So there remains an enormous vacuum on the left of British politics. The SA has already shown it is incapable of filling this vacuum. Unfortunately, the SA today has become little more than a front organisation for the Socialist Workers Party (SWP). The SWP's refusal to allow the SA to be an inclusive organisation, as predicted by the Socialist Party, has led to its withering on the vine.

The SA now bears no resemblance to the original conception of ourselves and others of a democratic, federally-organised alliance, popularising socialist ideas and arguing for the trade unions to play a central role in founding a new workers' party.

In fact the SA, by claiming to be the only left alternative to Labour, has provided ammunition to union leaders who want to keep the Labour link to attack the idea of a viable socialist alternative to the main capitalist parties.

Both CWU general secretary Billy Hayes and FBU leader Andy Gilchrist have pointed to recent poor SA election results as a reason why there is no alternative but to reclaim the Labour Party. Certainly it has been difficult to achieve an electoral breakthrough, particularly in council and Westminster elections with a first-past-the-post electoral system.

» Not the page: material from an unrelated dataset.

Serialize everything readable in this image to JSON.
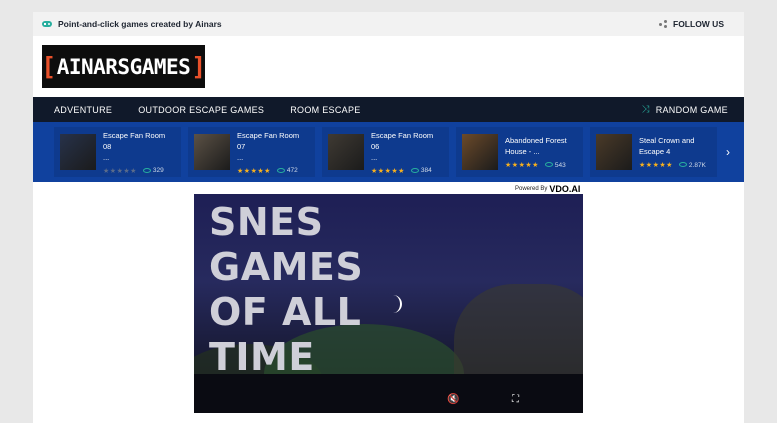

The Socialist Party, with a better electoral record than the SA (including four elected councillors), has always recognised that our results are just a foretaste of what could be achieved by a new workers' party, initiated and built by the trade unions.

The SA, however, by refusing to put their results in that context - and instead insisting that the unions' task is merely to support them - play into the hands of those opposed to breaking the Labour link.

Genuine choice

THERE HAS never been a greater need for a new workers' party to give a political voice to the trade unions and give a real choice to workers in elections. A genuine, broadly prepared convention of the trade union left on this issue could play a very useful role.

But it would need to be organised and built for, not in competition with but jointly with the trade union left organisations and other socialist organisations with trade union support, such as the Socialist Party (with 17 national trade union executive members).

It would also need to be a representative meeting (ie based on genuine delegations from trade union branches and shop stewards committees), with a clear aim to launch a wide-ranging debate throughout the trade union movement on how an alternative to New Labour can be built.

If, however, as all previous experience of the SWP-dominated SA suggests, the aim of this meeting is merely to attract trade unionists to the Socialist Alliance, it will not take the struggle for workers' political representation forward.